Film Review: “Sleuth” * * 1/2
Michael Caine, left, and Jude Law in “Sleuth.”
A great actor by any measure, Michael Caine has the unfortunate habit of sullying his classic performances by appearing as elder characters in inferior remakes. He did it seven years ago in the awful Sylvester Stallone version of his 1971 classic, “Get Carter,” and now he does it in director Kenneth Branagh and playwright Harold Pinter’s wan version of “Sleuth.”
In Joseph Mankiewicz’ 1972 original, Lawrence Olivier played Andrew Wyke, a posh novelist living in a gadget-filled manse and engaging in a wily battle of wills with Milo Tindle (Caine), a young hairdresser having an affair with his wife.
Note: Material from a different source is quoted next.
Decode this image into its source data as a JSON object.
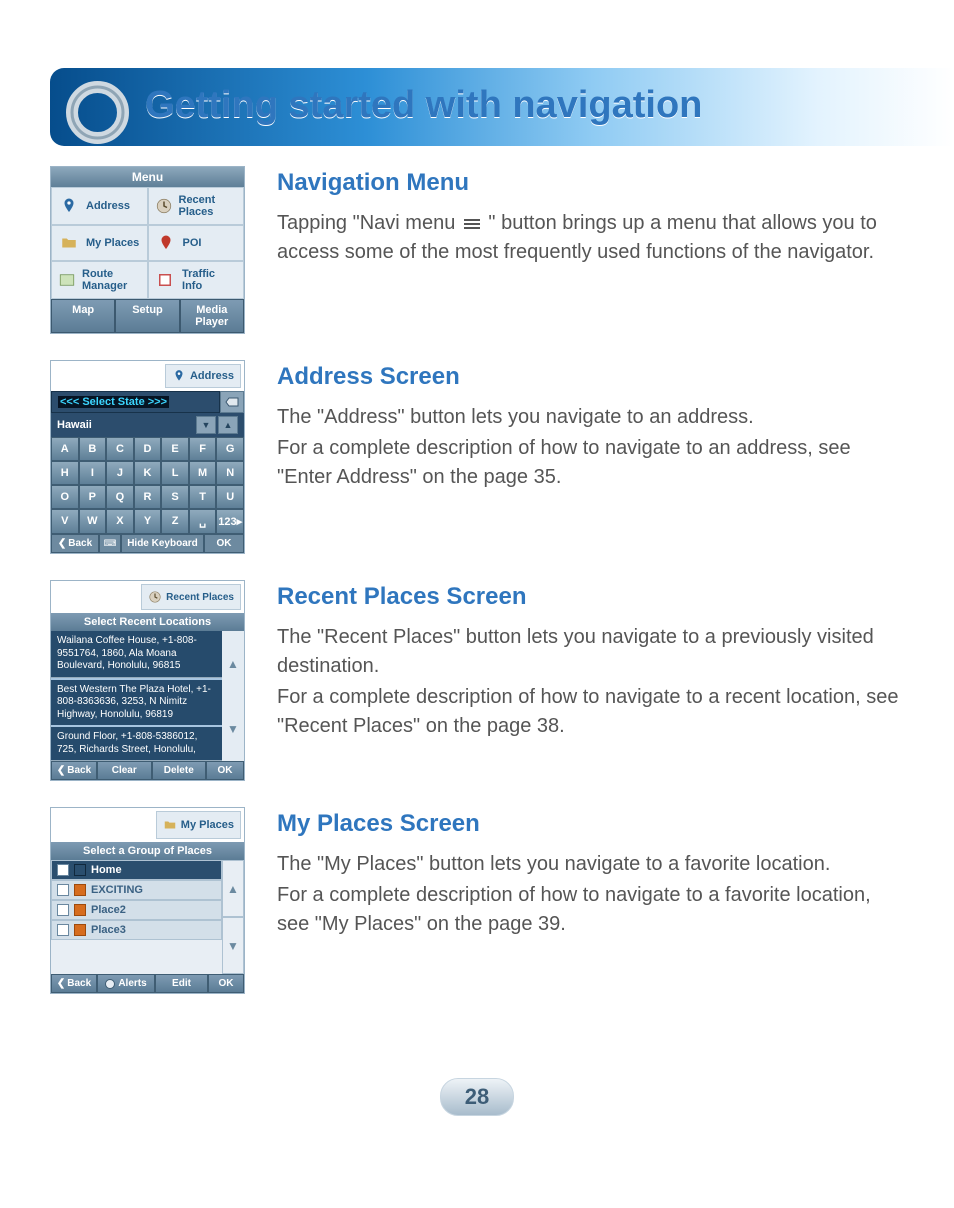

This new “Sleuth” should be a killer. Branagh’s remake is lean and mean — it’s about two-thirds the length of Mankiewicz’ original, and Pinter streamlined this one into a two-character, two-actor affair. But all parties involved lost the beat, and while there is nasty fun to be had watching Caine and Jude Law tackle this material, they barely seem to be taking it seriously.
In this one, Wyke lives in an icy techno-castle, surrounded by the latest in plasma screens and efficiency gadgets. When Tindle (Law) answers Wyke’s invitation to a meeting, the clever novelist offers a deal: He can keep his wife if Tindle will steal some jewels from a safe in the mansion. Then Wyke can cash a $1 million insurance claim, and everyone will be happy.